Sirsat Sujata A, Kim Kawon, Gibson Kristen E, Crandall Phillip G, Ricke Steven C, Neal Jack A
Conrad N. Hilton College of Hotel and Restaurant Management, University of Houston;
Conrad N. Hilton College of Hotel and Restaurant Management, University of Houston.
J Vis Exp. 2014 Mar 5(85):51402. doi: 10.3791/51402.

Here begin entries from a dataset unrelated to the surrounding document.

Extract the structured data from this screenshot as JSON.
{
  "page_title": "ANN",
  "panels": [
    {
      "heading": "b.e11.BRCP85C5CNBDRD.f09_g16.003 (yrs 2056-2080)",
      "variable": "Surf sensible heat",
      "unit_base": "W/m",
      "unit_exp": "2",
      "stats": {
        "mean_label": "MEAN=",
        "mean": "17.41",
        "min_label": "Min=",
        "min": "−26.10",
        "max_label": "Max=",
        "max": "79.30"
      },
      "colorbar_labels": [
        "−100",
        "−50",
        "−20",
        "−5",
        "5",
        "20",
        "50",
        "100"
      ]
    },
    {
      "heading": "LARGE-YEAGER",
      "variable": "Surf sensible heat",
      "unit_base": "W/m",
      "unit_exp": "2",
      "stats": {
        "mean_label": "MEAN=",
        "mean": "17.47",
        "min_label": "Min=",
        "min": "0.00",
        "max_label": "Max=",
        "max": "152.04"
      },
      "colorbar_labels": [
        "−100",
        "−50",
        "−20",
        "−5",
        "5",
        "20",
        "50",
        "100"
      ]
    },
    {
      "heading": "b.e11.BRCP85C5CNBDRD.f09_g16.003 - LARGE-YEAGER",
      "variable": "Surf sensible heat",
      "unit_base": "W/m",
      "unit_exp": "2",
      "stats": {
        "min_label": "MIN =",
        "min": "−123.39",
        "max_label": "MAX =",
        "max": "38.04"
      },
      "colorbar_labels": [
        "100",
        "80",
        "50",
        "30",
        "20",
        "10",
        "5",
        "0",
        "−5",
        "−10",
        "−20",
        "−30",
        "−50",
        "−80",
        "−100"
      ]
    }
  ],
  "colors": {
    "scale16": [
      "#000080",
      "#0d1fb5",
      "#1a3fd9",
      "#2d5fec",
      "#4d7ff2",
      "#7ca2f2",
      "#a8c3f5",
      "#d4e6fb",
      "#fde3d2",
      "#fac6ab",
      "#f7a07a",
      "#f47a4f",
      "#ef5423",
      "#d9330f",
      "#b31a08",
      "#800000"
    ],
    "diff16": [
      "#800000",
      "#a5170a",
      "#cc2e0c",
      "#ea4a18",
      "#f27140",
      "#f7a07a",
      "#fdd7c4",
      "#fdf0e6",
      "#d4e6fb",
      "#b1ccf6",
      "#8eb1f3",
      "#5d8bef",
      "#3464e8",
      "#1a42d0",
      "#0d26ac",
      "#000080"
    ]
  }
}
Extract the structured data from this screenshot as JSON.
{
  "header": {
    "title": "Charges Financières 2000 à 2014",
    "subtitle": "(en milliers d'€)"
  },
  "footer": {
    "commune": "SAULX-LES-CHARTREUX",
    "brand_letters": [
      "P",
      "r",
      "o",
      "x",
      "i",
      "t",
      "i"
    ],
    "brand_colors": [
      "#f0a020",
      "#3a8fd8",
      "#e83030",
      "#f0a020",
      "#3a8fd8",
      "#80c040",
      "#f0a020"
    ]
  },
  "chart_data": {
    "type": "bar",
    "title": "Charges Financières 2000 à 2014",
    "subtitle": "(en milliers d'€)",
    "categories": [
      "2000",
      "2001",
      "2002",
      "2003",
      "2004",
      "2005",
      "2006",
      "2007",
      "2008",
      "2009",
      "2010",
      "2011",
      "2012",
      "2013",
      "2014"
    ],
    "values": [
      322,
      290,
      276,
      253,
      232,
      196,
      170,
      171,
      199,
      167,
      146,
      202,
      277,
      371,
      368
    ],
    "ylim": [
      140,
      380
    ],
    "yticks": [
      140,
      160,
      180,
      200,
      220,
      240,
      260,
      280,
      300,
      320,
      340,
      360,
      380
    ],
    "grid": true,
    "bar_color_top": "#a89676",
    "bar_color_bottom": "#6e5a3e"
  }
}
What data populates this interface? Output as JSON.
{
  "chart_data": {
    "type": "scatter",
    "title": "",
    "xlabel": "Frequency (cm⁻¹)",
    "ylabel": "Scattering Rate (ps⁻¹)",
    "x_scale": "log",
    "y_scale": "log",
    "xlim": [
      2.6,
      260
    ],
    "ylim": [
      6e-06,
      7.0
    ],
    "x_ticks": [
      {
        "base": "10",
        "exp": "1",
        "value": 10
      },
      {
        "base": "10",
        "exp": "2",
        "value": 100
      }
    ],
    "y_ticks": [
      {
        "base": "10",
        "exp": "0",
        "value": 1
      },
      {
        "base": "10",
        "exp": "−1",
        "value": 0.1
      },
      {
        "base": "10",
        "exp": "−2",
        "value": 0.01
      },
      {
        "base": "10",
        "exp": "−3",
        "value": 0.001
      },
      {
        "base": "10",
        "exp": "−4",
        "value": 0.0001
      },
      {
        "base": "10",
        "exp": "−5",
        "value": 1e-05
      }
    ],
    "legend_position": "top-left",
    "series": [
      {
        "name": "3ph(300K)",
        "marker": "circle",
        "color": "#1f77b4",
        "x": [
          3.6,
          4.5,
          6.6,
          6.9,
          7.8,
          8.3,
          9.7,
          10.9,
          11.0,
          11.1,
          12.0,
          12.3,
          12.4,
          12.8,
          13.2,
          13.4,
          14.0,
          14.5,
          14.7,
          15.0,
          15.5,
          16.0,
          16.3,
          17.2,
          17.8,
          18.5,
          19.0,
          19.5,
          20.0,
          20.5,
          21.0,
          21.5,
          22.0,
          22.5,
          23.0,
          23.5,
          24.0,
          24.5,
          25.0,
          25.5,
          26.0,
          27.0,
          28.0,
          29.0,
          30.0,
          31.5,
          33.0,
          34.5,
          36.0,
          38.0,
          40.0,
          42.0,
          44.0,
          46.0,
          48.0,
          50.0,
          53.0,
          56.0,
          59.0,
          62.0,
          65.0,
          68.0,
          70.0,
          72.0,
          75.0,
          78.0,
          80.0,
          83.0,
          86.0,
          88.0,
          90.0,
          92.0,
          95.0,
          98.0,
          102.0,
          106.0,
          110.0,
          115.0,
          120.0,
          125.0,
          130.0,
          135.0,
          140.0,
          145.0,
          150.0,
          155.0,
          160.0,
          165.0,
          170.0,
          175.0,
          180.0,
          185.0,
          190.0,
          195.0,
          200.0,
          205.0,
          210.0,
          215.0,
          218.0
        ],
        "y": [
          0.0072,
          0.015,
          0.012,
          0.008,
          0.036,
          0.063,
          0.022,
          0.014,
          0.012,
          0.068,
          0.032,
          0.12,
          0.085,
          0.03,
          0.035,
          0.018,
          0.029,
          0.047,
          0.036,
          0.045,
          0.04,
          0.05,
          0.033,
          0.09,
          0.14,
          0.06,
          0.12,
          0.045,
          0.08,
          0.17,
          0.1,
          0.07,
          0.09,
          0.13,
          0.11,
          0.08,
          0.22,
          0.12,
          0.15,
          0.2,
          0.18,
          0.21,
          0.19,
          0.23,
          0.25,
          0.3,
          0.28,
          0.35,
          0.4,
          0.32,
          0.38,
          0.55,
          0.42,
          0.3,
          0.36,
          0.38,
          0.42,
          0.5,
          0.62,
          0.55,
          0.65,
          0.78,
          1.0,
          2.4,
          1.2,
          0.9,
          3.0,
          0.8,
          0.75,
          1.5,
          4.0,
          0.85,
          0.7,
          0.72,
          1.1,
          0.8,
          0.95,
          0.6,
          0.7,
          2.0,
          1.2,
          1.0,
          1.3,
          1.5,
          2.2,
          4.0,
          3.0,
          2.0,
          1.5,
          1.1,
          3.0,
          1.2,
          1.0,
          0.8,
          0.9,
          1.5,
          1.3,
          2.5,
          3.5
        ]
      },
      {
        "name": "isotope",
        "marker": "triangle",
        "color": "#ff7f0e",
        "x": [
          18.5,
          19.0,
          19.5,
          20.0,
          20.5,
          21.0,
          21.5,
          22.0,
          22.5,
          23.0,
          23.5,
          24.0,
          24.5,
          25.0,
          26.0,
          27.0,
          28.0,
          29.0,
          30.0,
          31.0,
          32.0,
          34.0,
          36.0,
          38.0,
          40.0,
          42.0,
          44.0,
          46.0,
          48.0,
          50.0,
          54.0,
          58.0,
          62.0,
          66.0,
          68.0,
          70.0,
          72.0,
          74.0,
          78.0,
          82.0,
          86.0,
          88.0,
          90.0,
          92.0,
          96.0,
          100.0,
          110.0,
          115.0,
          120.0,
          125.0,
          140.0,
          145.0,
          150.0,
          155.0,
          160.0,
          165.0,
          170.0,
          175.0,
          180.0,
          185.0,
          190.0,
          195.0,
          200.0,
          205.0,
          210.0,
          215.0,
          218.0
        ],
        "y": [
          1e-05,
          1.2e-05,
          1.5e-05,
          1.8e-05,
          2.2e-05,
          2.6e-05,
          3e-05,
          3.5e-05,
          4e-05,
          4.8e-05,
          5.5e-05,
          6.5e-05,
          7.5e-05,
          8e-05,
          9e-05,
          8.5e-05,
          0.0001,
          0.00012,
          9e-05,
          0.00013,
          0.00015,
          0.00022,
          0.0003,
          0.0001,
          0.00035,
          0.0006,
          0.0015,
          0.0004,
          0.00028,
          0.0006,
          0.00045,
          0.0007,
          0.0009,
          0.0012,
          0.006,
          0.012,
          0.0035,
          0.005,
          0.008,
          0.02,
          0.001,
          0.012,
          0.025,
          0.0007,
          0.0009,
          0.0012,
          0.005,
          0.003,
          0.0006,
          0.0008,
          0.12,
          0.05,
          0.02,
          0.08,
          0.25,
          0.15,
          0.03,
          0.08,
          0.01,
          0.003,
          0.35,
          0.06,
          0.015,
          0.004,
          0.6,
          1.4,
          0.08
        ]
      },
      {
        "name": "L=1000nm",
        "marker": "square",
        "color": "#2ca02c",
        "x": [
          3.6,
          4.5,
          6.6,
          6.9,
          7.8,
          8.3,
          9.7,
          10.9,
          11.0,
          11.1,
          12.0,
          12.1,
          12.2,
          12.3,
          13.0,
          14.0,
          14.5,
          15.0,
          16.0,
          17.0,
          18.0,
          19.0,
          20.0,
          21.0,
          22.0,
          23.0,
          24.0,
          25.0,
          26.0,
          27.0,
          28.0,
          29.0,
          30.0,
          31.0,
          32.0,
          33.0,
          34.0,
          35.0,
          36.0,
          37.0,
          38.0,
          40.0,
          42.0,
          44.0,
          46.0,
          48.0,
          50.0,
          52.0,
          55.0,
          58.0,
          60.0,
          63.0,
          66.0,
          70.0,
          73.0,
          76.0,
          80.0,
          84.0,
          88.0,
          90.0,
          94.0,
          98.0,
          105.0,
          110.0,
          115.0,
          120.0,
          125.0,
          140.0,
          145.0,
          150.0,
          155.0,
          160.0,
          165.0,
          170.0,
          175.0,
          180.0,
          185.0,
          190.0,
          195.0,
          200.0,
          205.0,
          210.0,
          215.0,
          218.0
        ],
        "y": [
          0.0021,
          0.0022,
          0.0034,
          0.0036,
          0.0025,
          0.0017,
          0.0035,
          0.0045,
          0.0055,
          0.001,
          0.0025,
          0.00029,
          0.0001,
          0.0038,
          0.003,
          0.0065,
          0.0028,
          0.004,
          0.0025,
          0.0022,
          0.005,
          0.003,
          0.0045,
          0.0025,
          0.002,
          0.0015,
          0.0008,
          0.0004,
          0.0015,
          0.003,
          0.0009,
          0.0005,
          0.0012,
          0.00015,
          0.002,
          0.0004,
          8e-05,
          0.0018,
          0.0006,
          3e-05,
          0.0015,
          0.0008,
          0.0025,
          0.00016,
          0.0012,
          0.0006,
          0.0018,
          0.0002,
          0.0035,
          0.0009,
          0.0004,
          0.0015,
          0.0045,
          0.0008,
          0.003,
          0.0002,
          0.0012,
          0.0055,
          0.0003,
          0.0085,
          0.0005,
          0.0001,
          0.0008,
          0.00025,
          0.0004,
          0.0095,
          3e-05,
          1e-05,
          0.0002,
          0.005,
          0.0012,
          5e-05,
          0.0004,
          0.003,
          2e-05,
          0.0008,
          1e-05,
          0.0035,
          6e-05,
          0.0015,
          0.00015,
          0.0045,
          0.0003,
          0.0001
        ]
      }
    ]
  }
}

Cross contamination of foodborne pathogens in the retail environment is a significant public health issue contributing to an increased risk for foodborne illness. Ready-to-eat (RTE) processed foods such as deli meats, cheese, and in some cases fresh produce, have been involved in foodborne disease outbreaks due to contamination with pathogens such as Listeria monocytogenes. With respect to L. monocytogenes, deli slicers are often the main source of cross contamination. The goal of this study was to use a fluorescent compound to simulate bacterial contamination and track this contamination in a retail setting. A mock deli kitchen was designed to simulate the retail environment. Deli meat was inoculated with the fluorescent compound and volunteers were recruited to complete a set of tasks similar to those expected of a food retail employee. The volunteers were instructed to slice, package, and store the meat in a deli refrigerator. The potential cross contamination was tracked in the mock retail environment by swabbing specific areas and measuring the optical density of the swabbed area with a spectrophotometer. The results indicated that the refrigerator (i.e. deli case) grip and various areas on the slicer had the highest risk for cross contamination. The results of this study may be used to develop more focused training material for retail employees. In addition, similar methodologies could also be used to track microbial contamination in food production environments (e.g. small farms), hospitals, nursing homes, cruise ships, and hotels.
零售环境中食源性病原体的交叉污染是一个重大的公共卫生问题,会增加食源性疾病的风险。即食(RTE)加工食品,如熟食肉类、奶酪,以及在某些情况下的新鲜农产品,曾因受到诸如单核细胞增生李斯特菌等病原体的污染而引发食源性疾病暴发。就单核细胞增生李斯特菌而言,熟食切片机往往是交叉污染的主要源头。本研究的目的是使用一种荧光化合物来模拟细菌污染,并在零售环境中追踪这种污染情况。设计了一个模拟熟食厨房来模拟零售环境。将荧光化合物接种到熟食肉类上,并招募志愿者完成一系列与食品零售员工预期任务类似的任务。指导志愿者在熟食店冰箱中对肉类进行切片、包装和储存。通过擦拭特定区域并用分光光度计测量擦拭区域的光密度,在模拟零售环境中追踪潜在的交叉污染情况。结果表明,冰箱(即熟食柜)把手和切片机上的各个区域交叉污染风险最高。本研究结果可用于为零售员工开发更有针对性的培训材料。此外,类似的方法也可用于追踪食品生产环境(如小型农场)、医院、疗养院、游轮和酒店中的微生物污染情况。